Figure 3: Rare codon devices obtained by modifying aminoacyl-tRNA synthetase and the cognate tRNA.
figure 3

(A) Modification of E. coli aspartyl-tRNA synthetase. The anticodon recognition domain of aspartyl-tRNA synthetase was truncated based on available structural data (PDB ID: 1C0A). (B) The scheme of the rare codon device with TDRS. Various numbers of rare AGG codons (cyan) were inserted immediately downstream of the start codon of target gene, RFP or luciferase gene (green) under the influence of the T7 promoter (blue). The TDRS (orange) and the mutated tRNAAsp (GUC → CCU) gene (purple) were influenced by the T7 promoter (blue). The expression level of the target protein was controlled by the number of rare codon (AGG) insertions and the AGG codon here was translated to Asp. (C) Cells transformed with plasmids containing RFP without rare AGG codons, mutated tRNAAsp (GUC → CCU), and TDRS normally expressed RFP (upper row). RFP expression nearly ceased upon insertion of 6 AGGs immediately after the start codon of the rfp gene, even with co-expression of tRNAAsp (GUC → CCU) (middle row). RFP expression was restored in cells co-transformed with tRNAAsp (GUC → CCU) and TDRS (bottom row).

Addition of the intein system removes rare codon tags

One potential disadvantage of the rare codon device is that rare codons responsible for regulation are translated, resulting in a ‘rare codon’ tag at the N terminus of the target protein. Although we have not found any functional disability in the rare codon inserted protein we tested but we fear that it may happen in the case of many proteins. Thus, removing the tag might increase the ability of this device for universal application. To remove this tag, we developed a helper system, which we call the “intein system”. In the intein system, the two fragments of a protein, named C-terminal intein (inteinC) and N-terminal intein (inteinN), get joined together by ligating fragments attached to them via self-splicing. The well-characterized intein system has previously been used to remove such tags as posttranslational modification in vivo25. Tandem rare codons and shorter C-terminal intein (inteinC) were added to the N terminus of luciferase during cloning, and N-terminal intein (inteinN) was cloned into another vector as a helper that constantly exists in the cell (Fig. 4A). By co-expressing luciferase with the rare codon tag and inteinC, and inteinN in cells, rare codon tag and inteinC will be removed by self-splicing, resulting in a luciferase reporter without a tag and a mature intein peptide with a rare codon tag (Fig. 4A).
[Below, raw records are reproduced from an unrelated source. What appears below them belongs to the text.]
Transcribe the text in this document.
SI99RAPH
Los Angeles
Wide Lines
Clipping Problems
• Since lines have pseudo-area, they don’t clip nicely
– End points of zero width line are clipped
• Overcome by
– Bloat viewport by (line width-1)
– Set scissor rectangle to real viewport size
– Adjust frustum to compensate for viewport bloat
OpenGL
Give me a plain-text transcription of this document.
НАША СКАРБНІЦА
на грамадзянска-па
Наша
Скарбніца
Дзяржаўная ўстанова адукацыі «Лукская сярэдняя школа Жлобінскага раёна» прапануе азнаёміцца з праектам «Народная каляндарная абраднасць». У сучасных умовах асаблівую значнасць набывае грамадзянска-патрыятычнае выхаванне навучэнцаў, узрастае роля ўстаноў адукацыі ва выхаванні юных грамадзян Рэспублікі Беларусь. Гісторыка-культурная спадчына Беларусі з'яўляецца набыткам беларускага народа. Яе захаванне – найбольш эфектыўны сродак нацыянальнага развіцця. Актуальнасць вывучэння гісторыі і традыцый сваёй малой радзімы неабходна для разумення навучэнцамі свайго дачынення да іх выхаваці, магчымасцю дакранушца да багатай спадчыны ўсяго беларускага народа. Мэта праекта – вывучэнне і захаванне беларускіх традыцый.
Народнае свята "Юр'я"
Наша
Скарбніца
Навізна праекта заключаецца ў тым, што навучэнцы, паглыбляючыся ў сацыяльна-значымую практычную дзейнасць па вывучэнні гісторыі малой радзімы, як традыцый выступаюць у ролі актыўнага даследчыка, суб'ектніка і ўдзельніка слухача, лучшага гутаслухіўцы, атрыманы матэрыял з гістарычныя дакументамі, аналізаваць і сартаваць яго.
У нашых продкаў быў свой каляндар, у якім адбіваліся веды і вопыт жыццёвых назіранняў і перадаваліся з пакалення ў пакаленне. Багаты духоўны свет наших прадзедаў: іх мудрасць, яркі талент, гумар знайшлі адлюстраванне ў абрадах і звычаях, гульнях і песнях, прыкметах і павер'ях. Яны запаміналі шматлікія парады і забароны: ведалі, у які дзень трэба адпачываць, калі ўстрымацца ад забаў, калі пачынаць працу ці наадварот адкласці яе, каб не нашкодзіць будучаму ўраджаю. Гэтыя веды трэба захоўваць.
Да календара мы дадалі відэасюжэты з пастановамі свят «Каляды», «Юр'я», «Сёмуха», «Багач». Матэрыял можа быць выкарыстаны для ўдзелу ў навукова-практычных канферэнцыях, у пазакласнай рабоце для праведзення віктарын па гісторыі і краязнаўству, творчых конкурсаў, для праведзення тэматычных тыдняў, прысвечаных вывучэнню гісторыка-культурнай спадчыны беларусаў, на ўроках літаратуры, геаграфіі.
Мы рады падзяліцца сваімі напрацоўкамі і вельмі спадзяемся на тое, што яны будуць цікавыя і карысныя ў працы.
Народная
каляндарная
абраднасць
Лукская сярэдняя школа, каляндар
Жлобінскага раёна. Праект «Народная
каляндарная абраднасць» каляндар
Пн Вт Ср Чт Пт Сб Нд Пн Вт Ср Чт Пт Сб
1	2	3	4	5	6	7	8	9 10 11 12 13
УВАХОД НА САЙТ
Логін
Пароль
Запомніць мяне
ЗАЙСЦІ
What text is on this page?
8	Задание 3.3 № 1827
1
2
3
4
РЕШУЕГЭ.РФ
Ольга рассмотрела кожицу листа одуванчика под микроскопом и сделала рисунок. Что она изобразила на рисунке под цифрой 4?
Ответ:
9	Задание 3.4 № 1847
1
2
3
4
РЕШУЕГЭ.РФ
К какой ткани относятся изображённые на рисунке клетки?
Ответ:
Figure 4: Removal of the arginine tag via an additional intein splicing system.
figure 4

(A) Schematic view of the intein splicing system. Of the two parts of the intein system, inteinC was attached to the rare codon while inteinN was expressed independently. After expression, Arg-tagged inteinC and inteinN splice and joined together leaving luciferase free of Arg tag via trans-splicing. (B) SDS-PAGE of lysate from cells harboring a rare codon device and the intein splicing system depicted in Fig. 4A. The upper bands (nAGG-inteinC-Luc) represent luciferase with various numbers of arginines and inteinC at the N terminus. The middle bands indicate only luciferase proteins that were free from the Arg tag generated from nAGG-inteinC-Luc and inteinN splicing. The lower bands are western blots of DnaK protein, which was chosen as the internal control (DnaK monoclonal antibody, ADI-SPA-880-D, Enzo Life Sciences) (C) The bands in Fig. 4B were quantified in terms of relative protein amount using Quantity One® software.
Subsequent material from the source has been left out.